L'unico esterno a sinistra e quello che serviva

In primis perché, tra i giocatori oggi a disposizione di Abate, Cacciamani è l'unico esterno sinistro di ruolo. Vedi i 90 minuti giocati nell'amichevole contro il Burnley. Non è un caso che il Toro stia cercando almeno un altro interprete per quella corsia, qualcuno che possa alternarsi con lui o giocargli davanti nelle gerarchie. Ma c'è anche un'altra ragione, legata alla storia recente del club. Negli ultimi anni, infatti, la fascia sinistra è stata uno dei problemi più ricorrenti del Torino. Dopo Ansaldi, l'ultimo esterno capace di entusiasmare davvero i tifosi, si sono susseguiti esperimenti e soluzioni mai pienamente convincenti. Lazaro è stato spesso adattato sulla sinistra pur essendo un esterno destro, così come in diverse occasioni Vojvoda. Poi è arrivata la parentesi deludente di Sosa, mentre nell'ultima stagione Nkounkou ha trovato pochissimo spazio, senza mai riuscire a dare continuità alle proprie prestazioni. L'unica vera eccezione è stata Obrador. Nei pochi mesi trascorsi in granata, da gennaio a maggio, lo spagnolo ha lasciato intravedere qualità importanti, tanto da convincere una parte della tifoseria che il Torino avrebbe dovuto puntare su di lui. Il club, invece, ha scelto di non esercitare il diritto di riscatto fissato a 9 milioni di euro, proprio per puntare su Cacciamani.

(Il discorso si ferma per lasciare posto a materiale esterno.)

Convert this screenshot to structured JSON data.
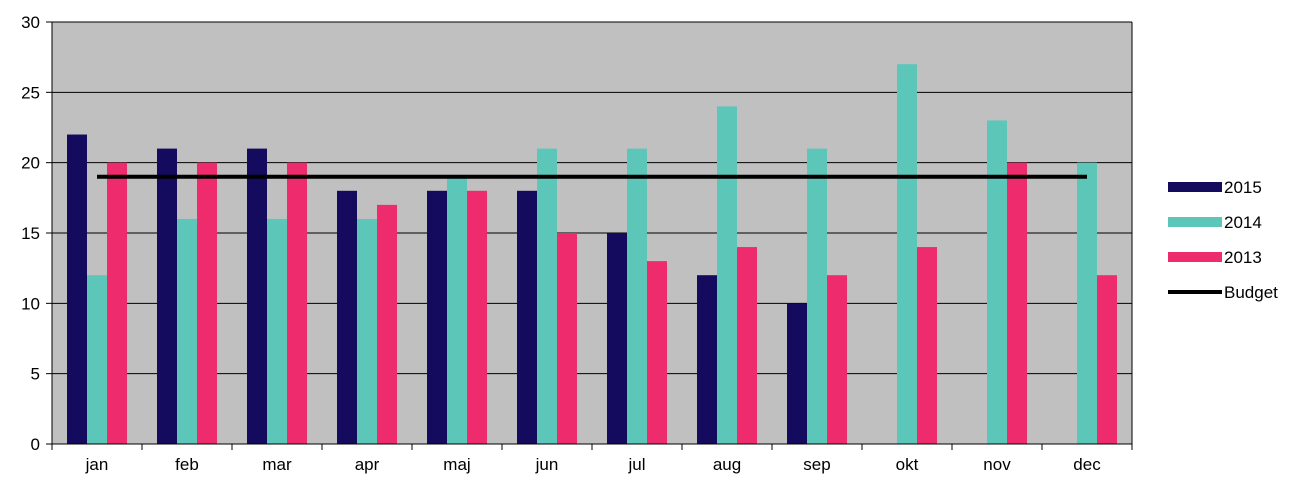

E proprio mentre i granata rinunciavano a Obrador, in casa avevano già un possibile sostituto a chilometro zero. Quel giocatore è Cacciamani, cresciuto nel settore giovanile del Torino e reduce dall'esperienza in prestito alla Juve Stabia, dove ha avuto modo di lavorare proprio con Abate. Oggi il tecnico lo ritrova in prima squadra e può proseguirne il percorso di crescita. Per questo la domanda viene quasi spontanea: ha davvero senso privarsi adesso di Cacciamani, il giocatore che serviva in questo momento, per ritrovarsi ancora una volta a ricostruire una corsia sinistra che, negli ultimi anni, è stata uno dei punti più deboli della rosa?

La scelta più logica

La risposta, almeno oggi, è no. Non avrebbe senso privarsi di Cacciamani proprio nel momento in cui il Toro sembra aver trovato, in casa, un giocatore capace di occupare una corsia che da anni rappresenta un problema. Certo, il classe 2005 deve ancora crescere, commetterà degli errori e avrà bisogno di tempo per adattarsi alla Serie A. Ma venderlo adesso significherebbe ricominciare ancora una volta da zero, andando a cercare sul mercato un profilo che, inevitabilmente, comporterebbe un investimento economico e nessuna garanzia di rendimento. C'è poi un altro aspetto da non sottovalutare. Cacciamani conosce già l'ambiente granata, arriva dal settore giovanile e ha appena concluso una stagione importante con Abate alla Juve Stabia. Il tecnico sa cosa può chiedergli e il giocatore conosce già principi e richieste dell'allenatore. In un ruolo in cui il Toro ha cambiato interpreti quasi ogni anno senza trovare una soluzione stabile, rinunciare a un profilo giovane, di proprietà, con margini di crescita e soprattutto un grande potenziale sarebbe una scelta difficile da comprendere. Per una volta, invece di rincorrere l'ennesima scommessa sul mercato, il Toro potrebbe semplicemente valorizzare quella che ha già in casa. Anche perché un'eventuale cessione di Cacciamani aprirebbe un problema non da poco: Petrachi si ritroverebbe a dover trovare non uno, ma addirittura due esterni sinistri nel giro di poche settimane. Una missione tutt'altro che semplice, soprattutto con un mese scarso di mercato ancora a disposizione. La strada più logica, e anche quella che sembra voler seguire il club, è un'altra: blindare Cacciamani e respingere ogni tentazione. Dopo anni di esperimenti e continui cambi sulla corsia mancina, il Torino ha finalmente l'opportunità di dare continuità a un giocatore cresciuto nel proprio vivaio. Sprecarla sarebbe un errore. Sarebbe l'Errore.